Despite this, tech is hot on lips of every western leader, especially when it comes to explaining the way out of this mess. Fortunately, some think to themselves, my term is up soon. But for those already all in, desperate times call for desperate measures, and so grandmother visits Taiwan in order to hopefully ignite some conflict abroad that will be both sufficiently large enough to distract the masses, and at the same time limited and contained enough to not fully expose that the emperor has no clothes.

Lesson's from history

The three most successful major western economies - the USA, Japan and Germany - all share some remarkable traits. All are decentralised, and in more way than one. They all have multiple centre's of economic gravity, lending to a distribution of material and financial prosperity across various regions, as opposed to being concentrated around any one single metropolis. In Germany, Volkswagen's headquarters sits in Lower Saxony, while Toyota's is in Toyota City. The fact that industrial giants such as these auto-manufacturers appeared far from the major cities was not the result of innocent luck.

Core to the development of all three of these economies were systems that consisted of local, community banks. That's right, not the $10,000 dollar suit wearing New York City banker variety, but rather the not-for-profit local savings society, never-needs-to-be-bailed-out type - in Germany these are known as Sparkassen.

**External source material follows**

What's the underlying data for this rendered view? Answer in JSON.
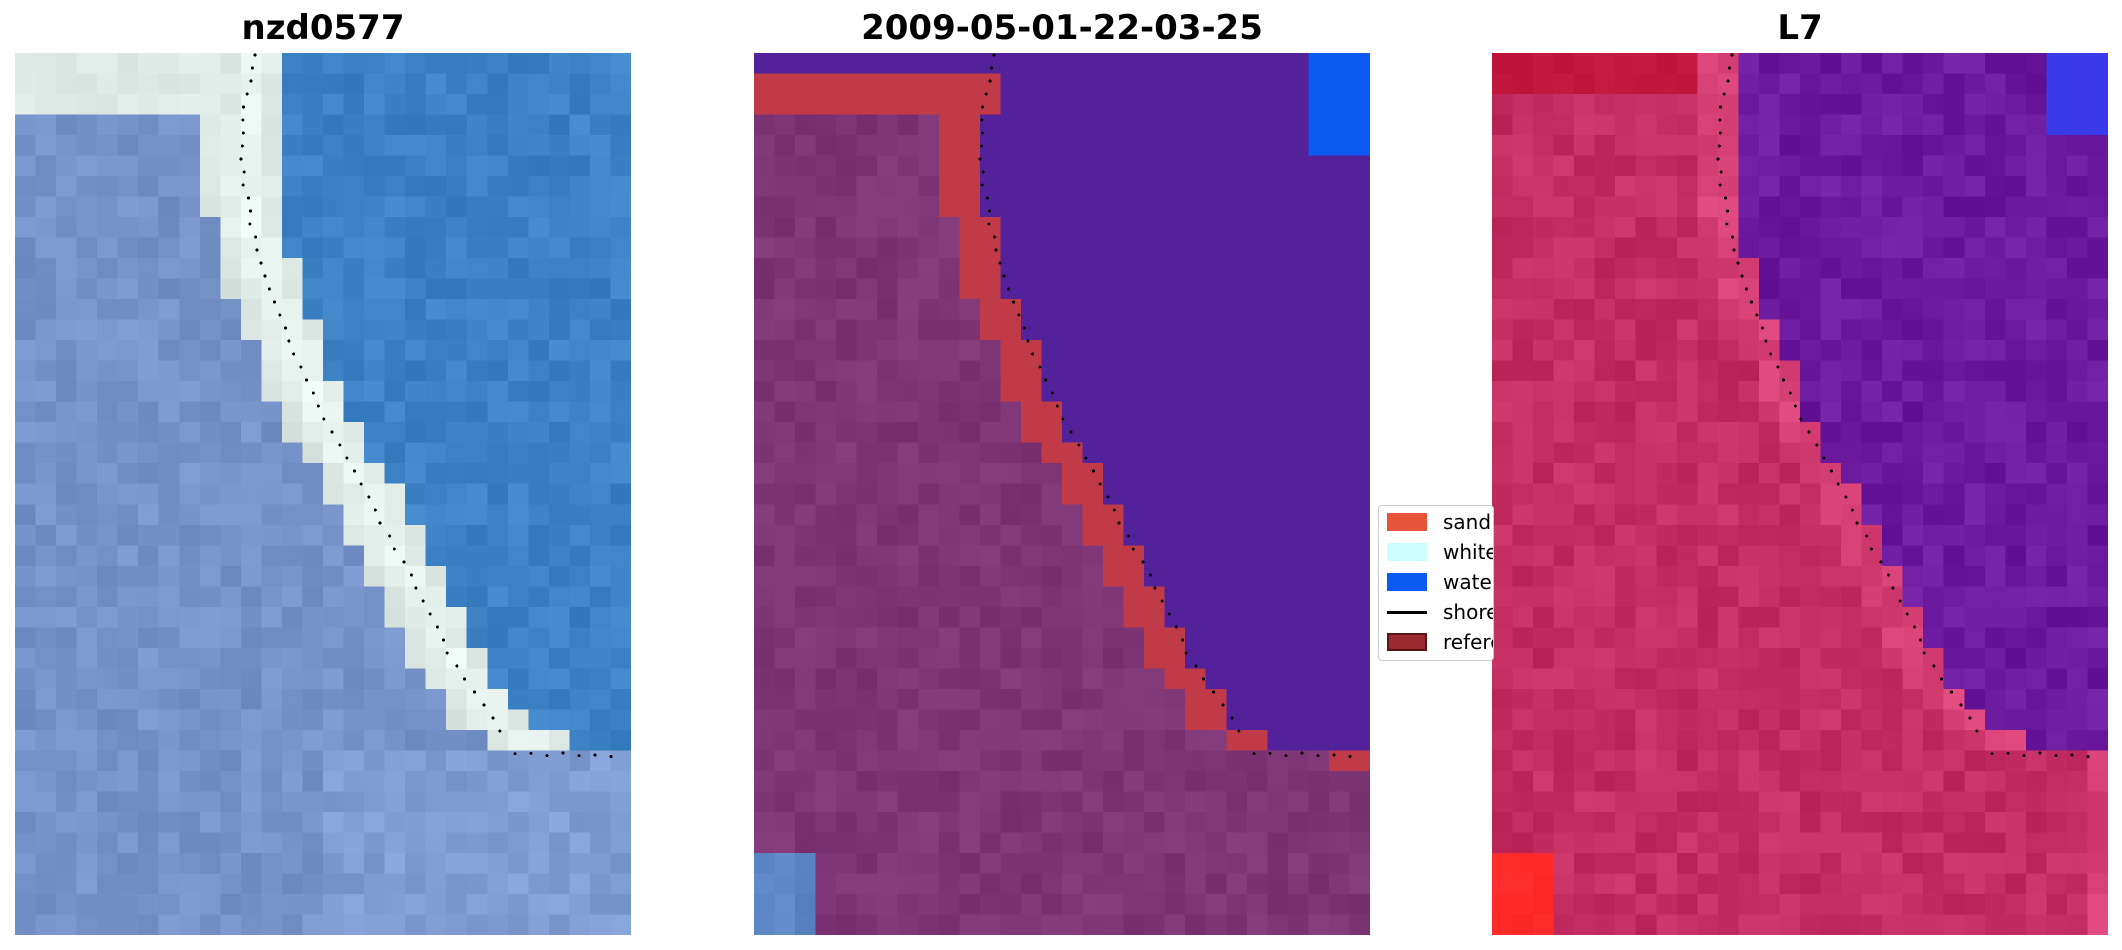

The USA and Japan had similar ecosystems. While such institutions might appear entirely unsexy to the aspiring finance graduate, this eco-system of local lending institutions - which in the case of Germany has existed for more than 200 years - is a far more effective conduit for efficient capital allocation. Bankers actually have to know and understand the businesses into which they are deploying capital, and this is possible due to close physical proximity and local community. Knowledge around the industries within which they have financial exposure is incubated over time, so that the real risks are well understood. Furthermore, the money is created locally, and circulates within the local economy so as to further promote economic prosperity.

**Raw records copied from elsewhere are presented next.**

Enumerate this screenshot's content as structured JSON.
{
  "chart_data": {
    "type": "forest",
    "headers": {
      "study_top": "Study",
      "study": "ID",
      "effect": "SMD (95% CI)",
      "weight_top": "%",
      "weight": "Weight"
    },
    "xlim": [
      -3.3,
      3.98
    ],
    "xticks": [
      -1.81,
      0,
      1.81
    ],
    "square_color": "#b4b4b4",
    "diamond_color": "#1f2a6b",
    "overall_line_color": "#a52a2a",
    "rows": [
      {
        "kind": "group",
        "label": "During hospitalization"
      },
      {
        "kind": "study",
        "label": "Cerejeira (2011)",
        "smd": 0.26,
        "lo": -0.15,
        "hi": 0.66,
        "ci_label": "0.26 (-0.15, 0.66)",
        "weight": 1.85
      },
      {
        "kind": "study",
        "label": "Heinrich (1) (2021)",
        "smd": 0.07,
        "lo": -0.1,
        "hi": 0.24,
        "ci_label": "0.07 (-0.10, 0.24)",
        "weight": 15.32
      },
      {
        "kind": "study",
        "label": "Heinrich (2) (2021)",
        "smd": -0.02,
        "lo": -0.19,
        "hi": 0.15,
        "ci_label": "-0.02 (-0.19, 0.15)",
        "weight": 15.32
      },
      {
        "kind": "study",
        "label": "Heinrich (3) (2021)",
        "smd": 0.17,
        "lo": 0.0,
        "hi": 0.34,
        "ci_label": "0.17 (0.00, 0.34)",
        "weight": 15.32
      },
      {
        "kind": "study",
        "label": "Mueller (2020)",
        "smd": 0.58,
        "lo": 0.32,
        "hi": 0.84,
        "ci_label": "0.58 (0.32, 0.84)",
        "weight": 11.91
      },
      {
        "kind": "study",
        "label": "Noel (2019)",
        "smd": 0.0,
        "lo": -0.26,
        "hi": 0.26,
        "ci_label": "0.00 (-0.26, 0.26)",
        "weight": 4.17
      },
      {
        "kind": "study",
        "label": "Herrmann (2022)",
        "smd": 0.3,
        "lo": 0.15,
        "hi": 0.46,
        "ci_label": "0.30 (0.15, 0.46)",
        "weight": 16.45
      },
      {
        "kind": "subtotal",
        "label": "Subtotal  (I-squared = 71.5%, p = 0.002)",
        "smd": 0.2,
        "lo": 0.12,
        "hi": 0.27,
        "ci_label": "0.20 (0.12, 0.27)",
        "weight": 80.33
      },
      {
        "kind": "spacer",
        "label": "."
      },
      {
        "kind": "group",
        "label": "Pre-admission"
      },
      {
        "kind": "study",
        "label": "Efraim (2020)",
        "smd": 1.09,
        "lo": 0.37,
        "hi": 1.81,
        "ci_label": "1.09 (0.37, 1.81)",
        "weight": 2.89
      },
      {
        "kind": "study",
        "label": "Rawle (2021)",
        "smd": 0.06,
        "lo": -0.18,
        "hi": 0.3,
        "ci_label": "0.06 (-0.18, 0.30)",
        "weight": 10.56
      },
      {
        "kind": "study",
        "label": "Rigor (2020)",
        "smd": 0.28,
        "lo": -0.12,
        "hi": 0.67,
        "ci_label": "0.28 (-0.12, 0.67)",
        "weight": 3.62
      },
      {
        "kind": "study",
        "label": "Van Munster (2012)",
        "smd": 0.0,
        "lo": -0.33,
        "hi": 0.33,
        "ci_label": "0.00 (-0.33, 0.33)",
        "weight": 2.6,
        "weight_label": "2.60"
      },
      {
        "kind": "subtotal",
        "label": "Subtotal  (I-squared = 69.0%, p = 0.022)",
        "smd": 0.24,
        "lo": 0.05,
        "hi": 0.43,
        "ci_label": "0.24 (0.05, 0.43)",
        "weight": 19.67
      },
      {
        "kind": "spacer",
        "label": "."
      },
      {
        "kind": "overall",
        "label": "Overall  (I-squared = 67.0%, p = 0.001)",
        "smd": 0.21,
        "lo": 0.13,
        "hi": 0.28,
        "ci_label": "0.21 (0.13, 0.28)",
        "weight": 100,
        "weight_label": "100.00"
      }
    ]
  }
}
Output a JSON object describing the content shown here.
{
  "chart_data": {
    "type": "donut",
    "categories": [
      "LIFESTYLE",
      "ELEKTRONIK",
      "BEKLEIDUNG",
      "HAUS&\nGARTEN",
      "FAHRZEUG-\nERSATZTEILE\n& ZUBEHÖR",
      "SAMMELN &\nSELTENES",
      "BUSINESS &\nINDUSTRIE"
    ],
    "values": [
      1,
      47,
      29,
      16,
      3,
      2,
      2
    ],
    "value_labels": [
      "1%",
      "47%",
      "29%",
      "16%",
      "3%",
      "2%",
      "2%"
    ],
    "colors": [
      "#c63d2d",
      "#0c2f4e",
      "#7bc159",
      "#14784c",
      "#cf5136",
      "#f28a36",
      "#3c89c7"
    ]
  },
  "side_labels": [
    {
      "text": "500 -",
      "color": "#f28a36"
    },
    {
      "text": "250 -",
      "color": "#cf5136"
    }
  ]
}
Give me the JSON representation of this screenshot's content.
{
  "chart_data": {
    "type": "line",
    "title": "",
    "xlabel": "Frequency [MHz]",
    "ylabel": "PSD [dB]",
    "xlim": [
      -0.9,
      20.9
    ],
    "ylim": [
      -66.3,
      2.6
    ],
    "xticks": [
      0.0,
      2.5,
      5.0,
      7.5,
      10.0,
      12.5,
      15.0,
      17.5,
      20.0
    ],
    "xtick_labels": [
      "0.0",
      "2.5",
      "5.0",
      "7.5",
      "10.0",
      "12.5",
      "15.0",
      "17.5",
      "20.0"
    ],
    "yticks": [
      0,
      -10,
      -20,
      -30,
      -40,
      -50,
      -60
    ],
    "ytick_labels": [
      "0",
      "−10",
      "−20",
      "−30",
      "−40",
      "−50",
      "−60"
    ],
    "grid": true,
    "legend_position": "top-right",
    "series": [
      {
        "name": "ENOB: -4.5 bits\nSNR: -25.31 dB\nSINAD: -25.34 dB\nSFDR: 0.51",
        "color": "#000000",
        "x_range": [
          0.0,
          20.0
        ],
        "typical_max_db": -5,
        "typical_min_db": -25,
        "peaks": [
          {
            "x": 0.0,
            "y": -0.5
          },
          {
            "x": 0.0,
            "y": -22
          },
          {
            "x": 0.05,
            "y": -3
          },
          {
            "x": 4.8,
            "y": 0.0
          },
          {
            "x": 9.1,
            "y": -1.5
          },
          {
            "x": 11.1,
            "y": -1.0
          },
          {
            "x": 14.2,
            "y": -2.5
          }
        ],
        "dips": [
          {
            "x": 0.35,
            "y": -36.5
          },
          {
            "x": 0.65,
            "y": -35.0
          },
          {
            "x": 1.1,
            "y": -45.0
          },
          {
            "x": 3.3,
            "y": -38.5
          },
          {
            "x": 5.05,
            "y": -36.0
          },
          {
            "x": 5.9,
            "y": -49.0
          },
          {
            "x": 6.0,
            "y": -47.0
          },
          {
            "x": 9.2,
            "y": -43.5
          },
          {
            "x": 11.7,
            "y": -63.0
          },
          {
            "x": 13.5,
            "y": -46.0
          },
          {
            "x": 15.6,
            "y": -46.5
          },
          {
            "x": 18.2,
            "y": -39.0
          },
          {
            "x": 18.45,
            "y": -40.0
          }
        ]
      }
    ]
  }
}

Because wealth was generated across a variety of regions, so too was political power and influence. Indeed most Sparkassen are chaired by elected politicians. From big tech owning our data, to the ever more intrusive role of central banks, to the consolidation and bailout of financial intermediaries, the decades leading up to our current predicament saw ever more centralisation. Central bank digital currencies are just the next misstep on the journey to western irrelevance.

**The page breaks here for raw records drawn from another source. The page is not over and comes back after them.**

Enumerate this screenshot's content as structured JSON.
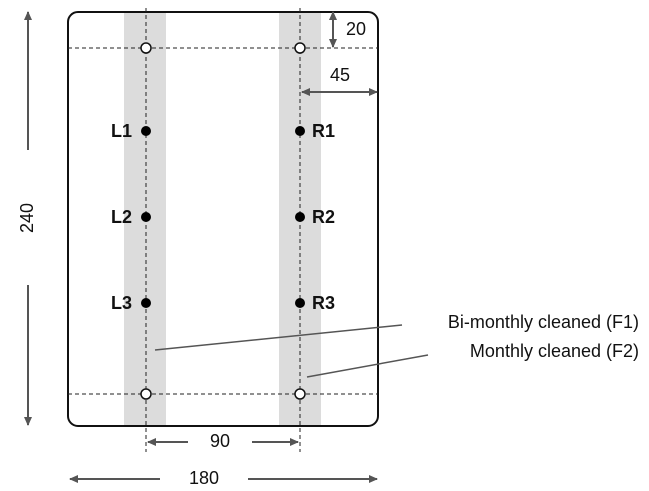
{
  "dimensions": {
    "top_offset": 20,
    "edge_offset": 45,
    "height": 240,
    "spacing": 90,
    "width": 180
  },
  "points": {
    "left": [
      "L1",
      "L2",
      "L3"
    ],
    "right": [
      "R1",
      "R2",
      "R3"
    ]
  },
  "annotations": [
    "Bi-monthly cleaned (F1)",
    "Monthly cleaned (F2)"
  ]
}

The USA, Japan and Germany proved that smaller financial intermediaries means more economic prosperity. Conversely, from 1922 to 1991 the Soviet Union had exactly one bank.

Wealth is Power

Local, not-for-profit banks were the the most effective way to structure a financial system last century because it reduced the significance of any single financial intermediary and mitigated, at least to some extent, concentrations of wealth and power within economies. That was last century though, before the advent of crypto currencies, distributed ledger technology and Decentralised Finance.

While the situation may seem dire - and it is -, DeFi represents a unique opportunity to remove third parties entirely and democratise the global financial system. Where the local banks underpinned broad-based industrialisation across geographic regions within countries, DeFi can propel us into a new age of broadbased economic revival in a new digital world.

Want to anonymously transact with a vendor on the other side of the world without VISA, Mastercard or the correspondent banking system? Have a new business idea and want to raise capital? Want to invest your savings in an industry you know like the back of your hand? All of this is entirely possible without the approval of the bank or the existence of financial infrastructure and at a fraction of the cost with no risk exposure to any third party and no more government bailouts.

DeFi could represent the abolishment of the entire rent-seeking financial class, and an economic revolution in a post-globalised world. As the United States Dollar fades into the financial abyss, DeFi is the West's chance to stay relevant in a changing world order. We just need to follow the money!